Bu doğum öncesi kürler sırasında sunulan tedaviler, anne adayının kurumlarına, kalış sürelerine ve ihtiyaçlarına göre değişiklik göstermektedir:

  • deniz suyu veya termal su ile hidromasaj uygulamaları;
  • deniz yosunu, deniz çamuru veya termal çamur masajları ve sargıları;
  • bir fizyoterapist tarafından denetlenen spor salonu seansları;
  • manuel lenfatik drenaj;
  • yüzme havuzunda gevşeme seansları (özellikle sofroloji);
  • basınç terapisi seansları;
  • doğum öncesi masaj seansları;
  • yüzme havuzunda osteopati seansları;
  • bir ebe ile yüzme havuzunda doğum için hazırlık seansları;
  • müstakbel anne Pilates seansları;
  • güzellik bakımları;
  • diyet atölyeleri;
  • bir psikolog veya destek grupları ile istişareler;
  • vb.

Sauna ve hamamlar ise hamilelik sırasında önerilmez.

Bu farklı tedaviler hamilelik rahatsızlıklarını önlemeye ve rahatlatmaya yardımcı olabilir: kas gerginliği, bel ağrısı, ağır bacaklar vb. Yüzme havuzundaki egzersizler, termal su veya deniz suyunun faydalı etkisinden yararlanarak neredeyse ağırlıksız hareket etmenizi sağlar. Bu eklem ve kas gevşetme çalışması, anne adayının daha iyi uyum sağlamasına yardımcı olacaktır. vücudundaki değişikliklere.
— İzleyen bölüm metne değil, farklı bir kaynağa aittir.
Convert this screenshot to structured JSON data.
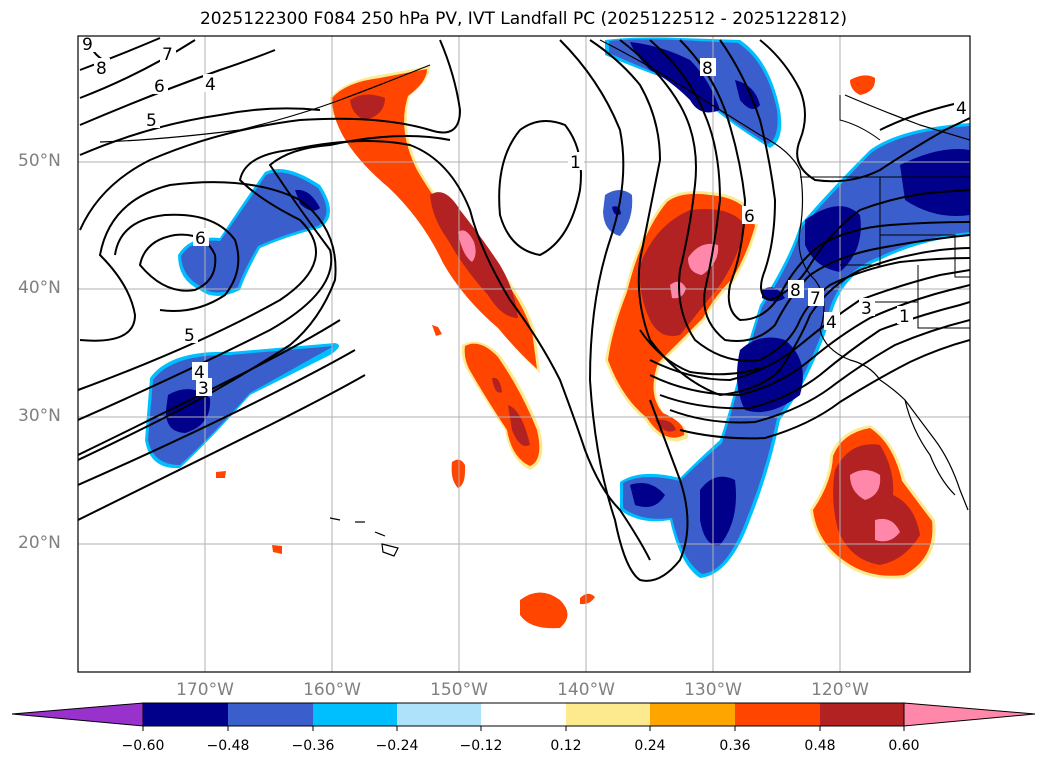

Ancak bu doğum öncesi tedaviler her şeyden önce bir esenlik ve rahatlama anı, anne adayının hamileliğine odaklanabileceği bir mola ve bebeğinin günlük hayata gelişine bazen bu iç gözlem için çok az yer bırakan bir mola. . hayırsever.

Doktor tarafından reçete edilen ve ücreti Sağlık Sigortası tarafından ödenen termal kürlerden farklı olarak bu doğum öncesi kürler karşılanamaz.

Döllenme ne kadar sürede gerçekleşebilir?

“Doğurganlık penceresi” oldukça kısadır: ayda sadece 3 ila 5 gün. Hem yumurtlanan oositin ömrüne hem de spermatozoanın ömrüne bağlıdır.

  • tüpte bir kez, oosit sadece 12 ila 24 saat içinde döllenebilir. Bu süre geçtikten sonra kendiliğinden dejenere olur;
  • Sperm 3 ila 5 gün boyunca döllenmeye devam edebilir.

Döllenme ancak oosit döllenebildiğinde gerçekleşebilir, yani yumurtlamadan 12 ila 24 saat sonrasına kadar. Ancak yumurtlamadan önce gerçekleşen ilişkiden sonra döllenmeye devam eden sperm tarafından döllenebilir. Doğurganlık penceresi, yani ilişkinin potansiyel olarak döllenmeye yol açabileceği dönem, bu nedenle yumurtlamadan 3 ila 5 gün önce (spermin ömrünün uzunluğuna bağlı olarak) ve yumurtlamadan 12 ila 24 saat sonra (ömrüne bağlı olarak) oosit).

Bu nedenle, yumurtlamadan 1 veya 2 gün önce en az bir ilişki, ardından yumurtlama gününde başka bir ilişkiye girmek iyi bir fikir gibi görünüyor.